Nací en 1982, en el hospital 12 de Octubre. Fue justo el día que llegaba el Papa y mi padre siempre cuenta que la ciudad estaba llena de papelitos blancos. Me llamaron Jesús.

Me crié en el barrio Ciudad de los Poetas, un lugar del extrarradio de Madrid desde el que se veían las montañas. Por las mañanas iba al colegio y después a patinaje artístico. Era como volar. Cuando lo dejé nada tenía sentido hasta que llegó la danza. El ballet me permitía practicar corporalidades que me eran prohibidas en cualquier otro ámbito y así fue como acabó por ganarme. Me dio libertad en algunos aspectos y me constriñó en otros muchos. Luego llegó la danza contemporánea pero las fisicidades animales y acrobáticas de aquellos tiempos madrileños nunca terminaron de atraparme.

En la RESAD estudié interpretación gestual y descubrí que no quería ser ni actor ni mimo.

En la facultad de filología leí con placer a algunos de los grandes autores españoles pero decidí irme a Londres, el márquetin de sus escuelas me conquistó. Un día recibí un e-mail de la Agencia Española de Cooperación Internacional: iban a financiar mis estudios en la capital británica. Estuve tres años en la London Contemporary Dance School (The Place) y nunca tuve que trabajar de camarero. Allí descubrí las técnicas Release y Cunningham; también el contact-improvisación y la coreología. Lo pasé mal. Al final del primer año hice un solo en el que me iba metiendo en una caja mientras cantaba a voz en grito “Soy feliz” lo que desembocó en una plaza para el Máster en Coreografía.

Hubo mucha gente que colaboró en mis proyectos regalándome su trabajo y su talento. Alberto, Alicia, Aurea, Jorge, Maitó, Maureen, Mike, Noemí, Sofía, etc. De allí surgieron piezas como Medea. Triptych (también con cajas) o Stabat Mater. Comenzaba a buscarme a través de los mitos.

Al terminar hice algunos trabajos en Londres (creé una pieza para EDge, la compañía de The Place, y otras dos para los estudiantes de la Universidad de Roehampton). Todo iba bien. Yo quería hacer un doctorado sobre notación literaria para danza porque se me había acabado la beca española. Si seguía estudiando podría tener otra pero no me la dieron.

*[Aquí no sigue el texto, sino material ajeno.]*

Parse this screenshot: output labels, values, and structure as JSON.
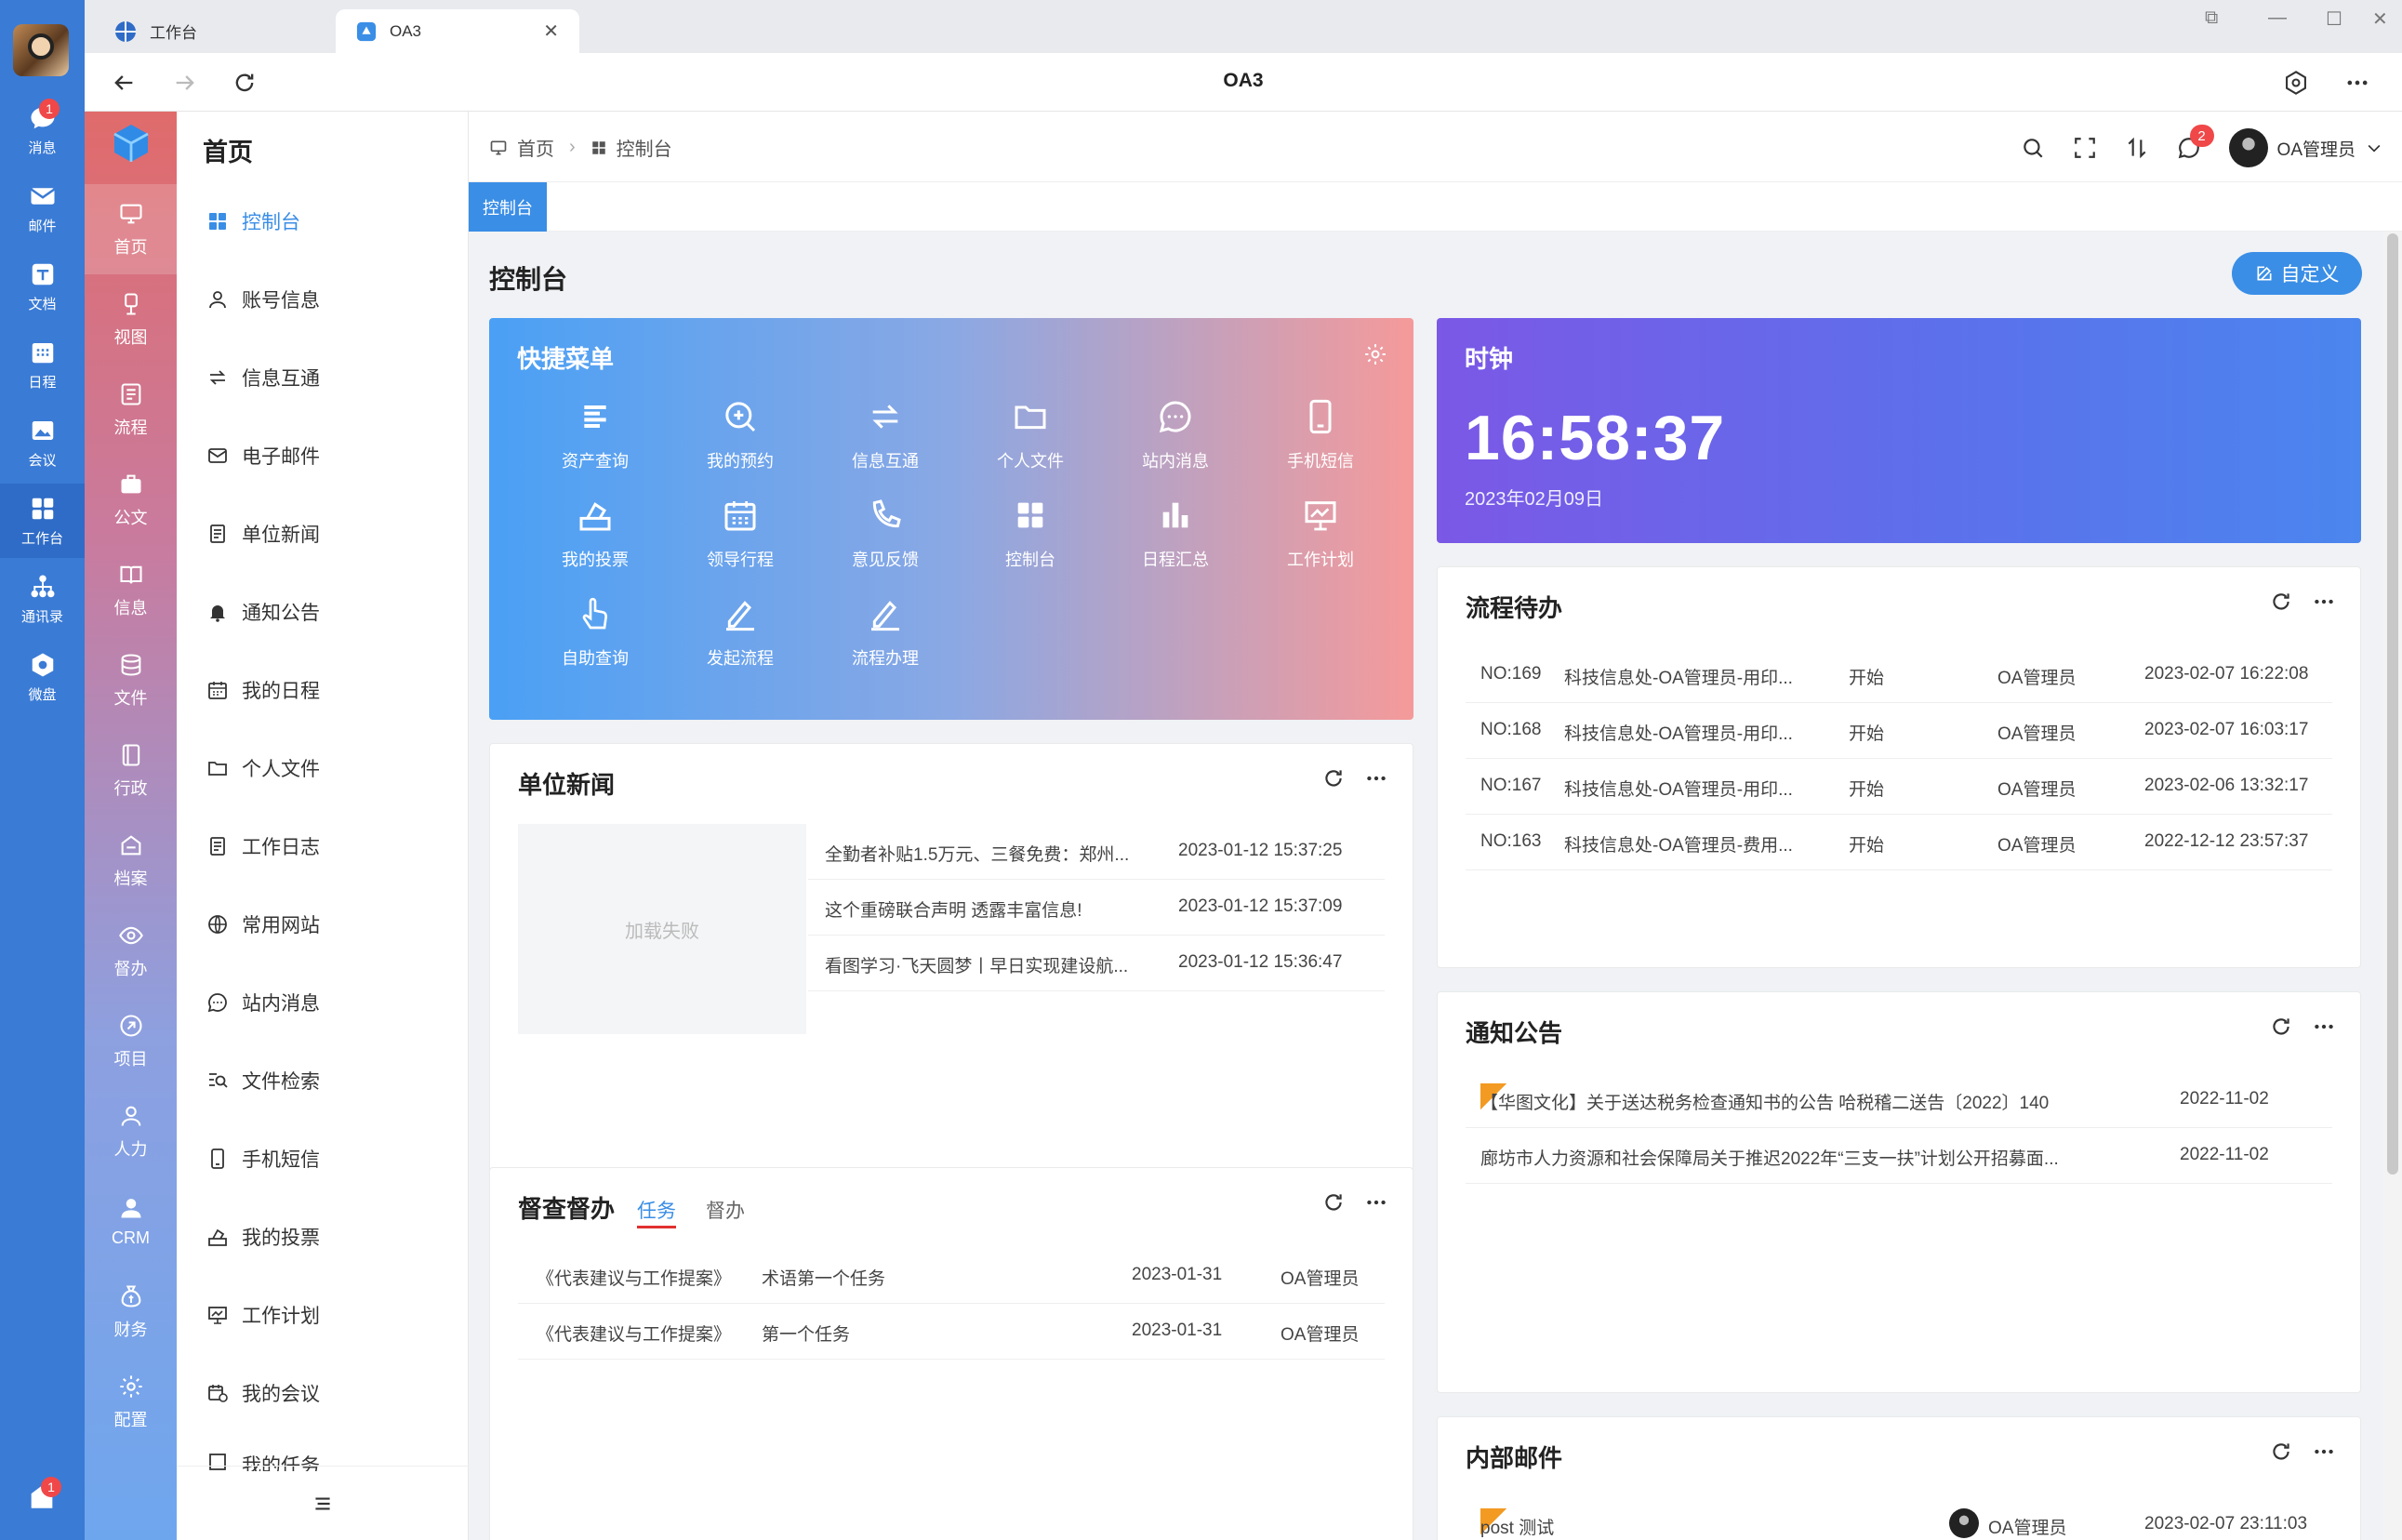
{
  "rail": {
    "items": [
      {
        "label": "消息",
        "badge": "1"
      },
      {
        "label": "邮件"
      },
      {
        "label": "文档"
      },
      {
        "label": "日程"
      },
      {
        "label": "会议"
      },
      {
        "label": "工作台"
      },
      {
        "label": "通讯录"
      },
      {
        "label": "微盘"
      }
    ],
    "bottom_badge": "1"
  },
  "browser": {
    "tabs": [
      {
        "label": "工作台"
      },
      {
        "label": "OA3"
      }
    ],
    "title": "OA3"
  },
  "menu1": {
    "items": [
      "首页",
      "视图",
      "流程",
      "公文",
      "信息",
      "文件",
      "行政",
      "档案",
      "督办",
      "项目",
      "人力",
      "CRM",
      "财务",
      "配置"
    ]
  },
  "menu2": {
    "heading": "首页",
    "items": [
      "控制台",
      "账号信息",
      "信息互通",
      "电子邮件",
      "单位新闻",
      "通知公告",
      "我的日程",
      "个人文件",
      "工作日志",
      "常用网站",
      "站内消息",
      "文件检索",
      "手机短信",
      "我的投票",
      "工作计划",
      "我的会议",
      "我的任务"
    ]
  },
  "topbar": {
    "breadcrumb": [
      "首页",
      "控制台"
    ],
    "notify_badge": "2",
    "user": "OA管理员"
  },
  "tag": "控制台",
  "page": {
    "title": "控制台",
    "custom_btn": "自定义"
  },
  "quick": {
    "title": "快捷菜单",
    "items": [
      "资产查询",
      "我的预约",
      "信息互通",
      "个人文件",
      "站内消息",
      "手机短信",
      "我的投票",
      "领导行程",
      "意见反馈",
      "控制台",
      "日程汇总",
      "工作计划",
      "自助查询",
      "发起流程",
      "流程办理"
    ]
  },
  "clock": {
    "title": "时钟",
    "time": "16:58:37",
    "date": "2023年02月09日"
  },
  "news": {
    "title": "单位新闻",
    "img_fail": "加载失败",
    "rows": [
      {
        "title": "全勤者补贴1.5万元、三餐免费：郑州...",
        "time": "2023-01-12 15:37:25"
      },
      {
        "title": "这个重磅联合声明 透露丰富信息!",
        "time": "2023-01-12 15:37:09"
      },
      {
        "title": "看图学习·飞天圆梦丨早日实现建设航...",
        "time": "2023-01-12 15:36:47"
      }
    ]
  },
  "todo": {
    "title": "流程待办",
    "rows": [
      {
        "no": "NO:169",
        "name": "科技信息处-OA管理员-用印...",
        "step": "开始",
        "user": "OA管理员",
        "time": "2023-02-07 16:22:08"
      },
      {
        "no": "NO:168",
        "name": "科技信息处-OA管理员-用印...",
        "step": "开始",
        "user": "OA管理员",
        "time": "2023-02-07 16:03:17"
      },
      {
        "no": "NO:167",
        "name": "科技信息处-OA管理员-用印...",
        "step": "开始",
        "user": "OA管理员",
        "time": "2023-02-06 13:32:17"
      },
      {
        "no": "NO:163",
        "name": "科技信息处-OA管理员-费用...",
        "step": "开始",
        "user": "OA管理员",
        "time": "2022-12-12 23:57:37"
      }
    ]
  },
  "notice": {
    "title": "通知公告",
    "rows": [
      {
        "title": "【华图文化】关于送达税务检查通知书的公告 哈税稽二送告〔2022〕140",
        "date": "2022-11-02"
      },
      {
        "title": "廊坊市人力资源和社会保障局关于推迟2022年“三支一扶”计划公开招募面...",
        "date": "2022-11-02"
      }
    ]
  },
  "supervise": {
    "title": "督查督办",
    "tabs": [
      "任务",
      "督办"
    ],
    "rows": [
      {
        "doc": "《代表建议与工作提案》",
        "task": "术语第一个任务",
        "date": "2023-01-31",
        "user": "OA管理员"
      },
      {
        "doc": "《代表建议与工作提案》",
        "task": "第一个任务",
        "date": "2023-01-31",
        "user": "OA管理员"
      }
    ]
  },
  "mail": {
    "title": "内部邮件",
    "rows": [
      {
        "subject": "post 测试",
        "user": "OA管理员",
        "time": "2023-02-07 23:11:03"
      }
    ]
  },
  "colors": {
    "rail": "#3a7bd5",
    "accent": "#3a8ee6",
    "badge": "#f04848"
  }
}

La casa donde vivía, Pamela House, fue derruida porque el este de Londres se estaba preparando para los Juegos Olímpicos de 2012. Conseguí una beca en la Cuarta Pared y unas clases en el Estudio de danza Carmen Senra y me trasladé a Madrid.

Madrid estaba idealizada en mi mente. Londres había sido una ciudad difícil pero Madrid, tras el sol, los cafés, las copas y amigos lo era más. Desde entonces, no he parado de comenzar proyectos, pedir residencias y subvenciones. Unas han ido saliendo y otras no pero he podido continuar con mi trabajo.

Últimamente me he centrado en buscar la mitología en mi entorno más cercano. Ahora compongo a partir de mi propia biografía y de la de la gente que me va acompañando en el camino. De ese interés surgen mis últimos trabajos, Lección de Anatomía en Helicóptero, un solo para bailarín fracasado; EL RAPTO DE EUROPA (en busca de una memoria subjetivo-colectiva no histórica), un proyecto itinerante que se va tejiendo a través del encuentro con otros y el intercambio de recuerdos y anécdotas; Stefano & Janet, una propuesta a la que invito a diferentes amigos a suplantar a los protagonistas de la pieza inicial (Stefano y Janet) y álvaro&tania, una pieza en la que Álvaro y Tania hacen algo parecido a lo que estoy haciendo yo en este texto pero en escena, bajo una tormenta de nieve artificial que siempre acaba fracasando.